I spoke with her at the University of Arizona where she appeared at the Poetry Center, and I met her years later at a reading at the University of Texas — El Paso. Heck, here is an old Dissident Voice piece I did, This Land is Their Land, and We Are the Illegal Aliens
I ended up working with Salvadoran refugees in El Paso, and that story was written several times, including the El Paso Herald Post which then sent it out to their sister newspapers.
Here, a recent update of that experience with Casa Annunciation, Shifting Baselines in a Time of Climate Change, Systems Stagnation, Life and Death in a Time of Amnesia
Here, some art therapy from some of the children at the refugee center.

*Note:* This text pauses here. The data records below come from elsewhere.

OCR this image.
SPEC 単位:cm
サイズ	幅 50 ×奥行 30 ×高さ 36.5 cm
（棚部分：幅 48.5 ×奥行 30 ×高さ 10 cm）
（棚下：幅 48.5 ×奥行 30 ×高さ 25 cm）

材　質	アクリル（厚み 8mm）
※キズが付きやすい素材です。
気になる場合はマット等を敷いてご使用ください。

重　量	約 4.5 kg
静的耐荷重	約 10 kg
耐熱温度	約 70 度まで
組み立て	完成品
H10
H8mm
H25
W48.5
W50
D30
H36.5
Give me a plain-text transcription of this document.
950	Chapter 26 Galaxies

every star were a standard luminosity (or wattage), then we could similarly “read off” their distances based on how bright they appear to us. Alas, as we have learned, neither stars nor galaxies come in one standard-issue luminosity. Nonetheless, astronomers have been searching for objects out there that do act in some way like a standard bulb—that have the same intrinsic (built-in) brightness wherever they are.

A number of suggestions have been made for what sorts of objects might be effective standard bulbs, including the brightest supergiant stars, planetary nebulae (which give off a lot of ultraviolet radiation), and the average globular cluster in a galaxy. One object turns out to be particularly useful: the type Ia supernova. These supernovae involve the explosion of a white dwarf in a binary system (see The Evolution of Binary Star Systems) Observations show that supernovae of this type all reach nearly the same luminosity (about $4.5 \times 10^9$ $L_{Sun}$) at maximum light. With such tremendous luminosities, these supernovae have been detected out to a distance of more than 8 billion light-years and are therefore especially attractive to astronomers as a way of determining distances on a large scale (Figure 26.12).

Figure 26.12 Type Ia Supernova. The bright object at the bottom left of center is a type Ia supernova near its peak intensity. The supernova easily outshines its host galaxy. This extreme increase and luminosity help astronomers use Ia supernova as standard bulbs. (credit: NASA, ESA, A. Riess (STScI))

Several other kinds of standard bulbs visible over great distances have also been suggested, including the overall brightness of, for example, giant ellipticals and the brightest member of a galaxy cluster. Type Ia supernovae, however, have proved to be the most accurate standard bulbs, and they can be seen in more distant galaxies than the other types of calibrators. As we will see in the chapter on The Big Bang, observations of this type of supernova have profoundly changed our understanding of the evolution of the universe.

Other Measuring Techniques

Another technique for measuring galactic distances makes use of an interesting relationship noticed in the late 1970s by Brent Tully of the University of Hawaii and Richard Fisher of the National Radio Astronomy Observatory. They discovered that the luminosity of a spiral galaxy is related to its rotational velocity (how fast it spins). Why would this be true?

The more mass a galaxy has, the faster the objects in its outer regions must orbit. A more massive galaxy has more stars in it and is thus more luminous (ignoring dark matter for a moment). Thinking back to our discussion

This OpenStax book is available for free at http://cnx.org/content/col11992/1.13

Again, there is this huge tension between MFA/masters of fine arts creative writing “poets” living off of tenure track jobs, and those of us who are revolutionary. This poem, by Forché, is powerful now, and then, 1978:
The Colonel
WHAT YOU HAVE HEARD is true. I was in his house. His wife carried a tray of coffee and sugar. His daughter filed her nails, his son went out for the night. There were daily papers, pet dogs, a pistol on the cushion beside him. The moon swung bare on its black cord over the house. On the television was a cop show. It was in English. Broken bottles were embedded in the walls around the house to scoop the kneecaps from a man’s legs or cut his hands to lace. On the windows there were gratings like those in liquor stores. We had dinner, rack of lamb, good wine, a gold bell was on the table for calling the maid. The maid brought green mangoes, salt, a type of bread. I was asked how I enjoyed the country. There was a brief commercial in Spanish. His wife took everything away. There was some talk then of how difficult it had become to govern. The parrot said hello on the terrace. The colonel told it to shut up, and pushed himself from the table. My friend said to me with his eyes: say nothing. The colonel returned with a sack used to bring groceries home. He spilled many human ears on the table. They were like dried peach halves. There is no other way to say this. He took one of them in his hands, shook it in our faces, dropped it into a water glass. It came alive there. I am tired of fooling around he said. As for the rights of anyone, tell your people they can go fuck themselves. He swept the ears to the floor with his arm and held the last of his wine in the air. Something for your poetry, no? he said. Some of the ears on the floor caught this scrap of his voice. Some of the ears on the floor were pressed to the ground.